During an ESPN spot, analyst and former Raiders safety Charles Woodson opined that the league should ax the Thursday night schedule.

“You can’t guarantee a great Thursday night matchup and I just think it’s not good for the players,” Woodson said. “Time for Thursday night to go — with the exception of Thanksgiving. Get it out.”

The Raiders aren’t going out of their way to say it, but they’re less than thrilled with the idea of crossing two time zones on short rest to play the Kansas City Chiefs in their biggest game in more than a decade.

“In my career, if you played on a Thursday, you’re going to take some soreness into the game,” Raiders coach Jack Del Rio said. “The older guys for sure. Some of the younger guys even . . . tough set of circumstances. We don’t mind tough things. We’re looking forward to the challenge.”

Madden, a respected NFL consultant, was blunt in his assessment of the Thursday night product in a Thanksgiving week interview with the Bay Area News Group’s Cam Inman.

The Hall of Fame coach and Bay Area icon believes the market is saturated with too many games given the presence of games on Sunday night and Monday night and that it was too difficult to get quality games with an extra viewing window.

“Something has to be done about Thursday night football,” Madden said. “It just doesn’t work. It’s not only a fan thing, it’s a team thing. It’s a safety thing. It’s a competitive thing. It doesn’t work.”

According to NFL figures compiled from 2012 through 2015, there were actually fewer injuries reported per game on Thursday than on Sunday, with the biggest disparity in 2014, when there were 7.3 injuries per game on Sunday as opposed to 4.8 on Thursdays.

The Web site Profootballtalk.com, quoting an unnamed source, reported on Nov. 27 the NFL would take a look at “the possibility of ending, or at least limiting” the Thursday night schedule.

The report was followed the next day with a statement from an NFL spokesman: “We are fully committed to Thursday Night Football and any reports to the contrary are unfounded.”

As long as Thursday nights represent a chance to increase revenue, the games are likely going nowhere. Since 2012, games have begun in Week 2 and every team in the NFL will be scheduled for a Thursday night.

There were limited Thursday packages in previous years, plus long-standing traditional Thanksgiving Day games in Detroit and Dallas with a third game added annually since 2006.

Included in the Thursday partnership has been CBS, the NFL Network, and most recently, NBC. The NFL also started streaming Thursday night games on Twitter.

None of the agreements have been long-term.

Andrew Brandt, a former Green Bay executive and a sports business reporter for ESPN, thinks it would be a mistake to assume the NFL isn’t committed to Thursday nights.

“I would think they’re just waiting to set the market,” Brandt said. “It’s almost like they’ve been playing this cat and mouse game, waiting for a larger commitment next year and beyond. Maybe CBS or NBC will decide they want to go all-in on this.”

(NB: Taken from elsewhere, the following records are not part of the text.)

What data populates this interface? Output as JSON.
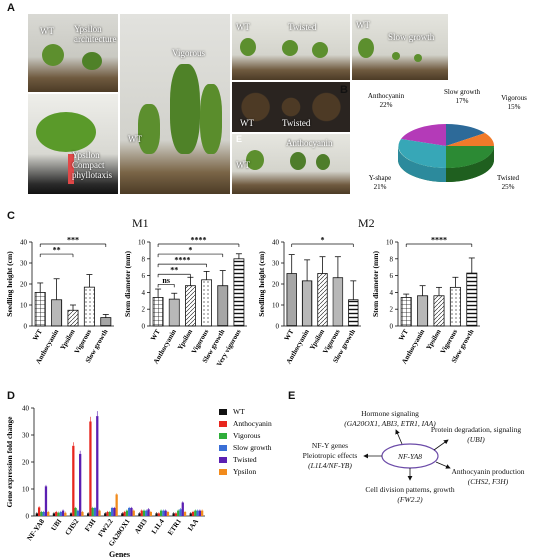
{
  "panel_letters": {
    "A": "A",
    "B": "B",
    "C": "C",
    "D": "D",
    "E": "E",
    "E2": "E"
  },
  "photos": {
    "p1_wt": "WT",
    "p1_ypsilon": "Ypsilon",
    "p1_arch": "architecture",
    "p2_line1": "Ypsilon",
    "p2_line2": "Compact",
    "p2_line3": "phyllotaxis",
    "p3_wt": "WT",
    "p3_vig": "Vigorous",
    "p4_wt": "WT",
    "p4_tw": "Twisted",
    "p5_wt": "WT",
    "p5_tw": "Twisted",
    "p6_wt": "WT",
    "p6_sg": "Slow growth",
    "p7_wt": "WT",
    "p7_anth": "Anthocyanin"
  },
  "pie": {
    "labels": [
      {
        "line1": "Anthocyanin",
        "line2": "22%"
      },
      {
        "line1": "Slow growth",
        "line2": "17%"
      },
      {
        "line1": "Vigorous",
        "line2": "15%"
      },
      {
        "line1": "Twisted",
        "line2": "25%"
      },
      {
        "line1": "Y-shape",
        "line2": "21%"
      }
    ]
  },
  "subtitles": {
    "m1": "M1",
    "m2": "M2"
  },
  "chart_data": [
    {
      "type": "bar",
      "panel": "C-1",
      "ylabel": "Seedling height (cm)",
      "ylim": [
        0,
        40
      ],
      "yticks": [
        0,
        10,
        20,
        30,
        40
      ],
      "categories": [
        "WT",
        "Anthocyanin",
        "Ypsilon",
        "Vigorous",
        "Slow growth"
      ],
      "values": [
        16,
        12.5,
        7.5,
        18.5,
        4
      ],
      "errors": [
        4.5,
        10,
        2.5,
        6,
        1.5
      ],
      "sig": [
        {
          "from": 0,
          "to": 2,
          "label": "**"
        },
        {
          "from": 0,
          "to": 4,
          "label": "***"
        }
      ]
    },
    {
      "type": "bar",
      "panel": "C-2",
      "ylabel": "Stem diameter (mm)",
      "ylim": [
        0,
        10
      ],
      "yticks": [
        0,
        2,
        4,
        6,
        8,
        10
      ],
      "categories": [
        "WT",
        "Anthocyanin",
        "Ypsilon",
        "Vigorous",
        "Slow growth",
        "Very vigorous"
      ],
      "values": [
        3.4,
        3.2,
        4.8,
        5.5,
        4.8,
        8.0
      ],
      "errors": [
        1.0,
        0.7,
        1.0,
        1.0,
        1.8,
        0.6
      ],
      "sig": [
        {
          "from": 0,
          "to": 1,
          "label": "ns"
        },
        {
          "from": 0,
          "to": 2,
          "label": "**"
        },
        {
          "from": 0,
          "to": 3,
          "label": "****"
        },
        {
          "from": 0,
          "to": 4,
          "label": "*"
        },
        {
          "from": 0,
          "to": 5,
          "label": "****"
        }
      ]
    },
    {
      "type": "bar",
      "panel": "C-3",
      "ylabel": "Seedling height (cm)",
      "ylim": [
        0,
        40
      ],
      "yticks": [
        0,
        10,
        20,
        30,
        40
      ],
      "categories": [
        "WT",
        "Anthocyanin",
        "Ypsilon",
        "Vigorous",
        "Slow growth"
      ],
      "values": [
        25,
        21.5,
        25,
        23,
        12.5
      ],
      "errors": [
        9,
        10,
        8,
        10,
        9
      ],
      "sig": [
        {
          "from": 0,
          "to": 4,
          "label": "*"
        }
      ]
    },
    {
      "type": "bar",
      "panel": "C-4",
      "ylabel": "Stem diameter (mm)",
      "ylim": [
        0,
        10
      ],
      "yticks": [
        0,
        2,
        4,
        6,
        8,
        10
      ],
      "categories": [
        "WT",
        "Anthocyanin",
        "Ypsilon",
        "Vigorous",
        "Slow growth"
      ],
      "values": [
        3.4,
        3.6,
        3.6,
        4.6,
        6.3
      ],
      "errors": [
        0.4,
        1.2,
        1.0,
        1.2,
        1.8
      ],
      "sig": [
        {
          "from": 0,
          "to": 4,
          "label": "****"
        }
      ]
    },
    {
      "type": "bar",
      "panel": "D",
      "ylabel": "Gene expression fold change",
      "xlabel": "Genes",
      "ylim": [
        0,
        40
      ],
      "yticks": [
        0,
        10,
        20,
        30,
        40
      ],
      "categories": [
        "NF-YA8",
        "UBI",
        "CHS2",
        "F3H",
        "FW2.2",
        "GA20OX1",
        "ABI3",
        "L1L4",
        "ETR1",
        "IAA"
      ],
      "series": [
        {
          "name": "WT",
          "color": "#111111",
          "values": [
            1,
            1,
            1,
            1,
            1,
            1,
            1,
            1,
            1,
            1
          ]
        },
        {
          "name": "Anthocyanin",
          "color": "#e8261e",
          "values": [
            3.2,
            1.5,
            26,
            35,
            1.5,
            1.5,
            2,
            1,
            1,
            1.5
          ]
        },
        {
          "name": "Vigorous",
          "color": "#2fae3b",
          "values": [
            1.5,
            1.2,
            3,
            3,
            1.5,
            2,
            2,
            2,
            2,
            2
          ]
        },
        {
          "name": "Slow growth",
          "color": "#3a6fd6",
          "values": [
            1.5,
            1.5,
            2,
            3,
            3,
            3,
            2,
            2,
            2.5,
            2
          ]
        },
        {
          "name": "Twisted",
          "color": "#5b1fb2",
          "values": [
            11,
            2,
            23,
            37,
            3,
            3,
            2.5,
            2,
            5,
            2
          ]
        },
        {
          "name": "Ypsilon",
          "color": "#f28b1c",
          "values": [
            1.5,
            1.2,
            1.5,
            2,
            8,
            2,
            1.5,
            1.5,
            1.5,
            2
          ]
        }
      ]
    }
  ],
  "interaction": {
    "center": "NF-YA8",
    "top_title": "Hormone signaling",
    "top_genes": "(GA20OX1, ABI3, ETR1, IAA)",
    "right_title": "Protein degradation, signaling",
    "right_genes": "(UBI)",
    "left_l1": "NF-Y genes",
    "left_l2": "Pleiotropic effects",
    "left_l3": "(L1L4/NF-YB)",
    "rb_title": "Anthocyanin production",
    "rb_genes": "(CHS2, F3H)",
    "bottom_title": "Cell division patterns, growth",
    "bottom_genes": "(FW2.2)"
  }
}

There have been a handful of dreadful Thursday night games — New England-Houston in Week 3, Cincinnati-Miami in Week 4, Arizona-49ers in Week 5 in particular.

The quality of play is compromised because players are at less than their peak.

Kennedy, an analyst for the Pac-12 Network and a Raiders sideline reporter for the flagship radio station, said, “You feel tired. You feel worn out. Your body is fatigued because it throws off your whole routine.”

In the latter part of his career, Newberry was limited in practice during the week and often didn’t practice at all because it took his body that long to recover.

“Even playing on a Monday night and having a game the next Sunday on a short week was difficult because you had one less day off,” Newberry said. “So to play on Sunday and then play again on Thursday? That’s tough. Real tough.”

One former player who didn’t mind playing on Thursdays was former Raiders linebacker Kirk Morrison, who thought the benefit of the extra rest following the game outweighed the short rest preceding it.

“Never ask a player during the week if they like playing on Thursday,” Morrison said. “Ask them on Friday if they like having the weekend off. Every team has to do it, so it’s not like anyone is getting the short end of the stick.”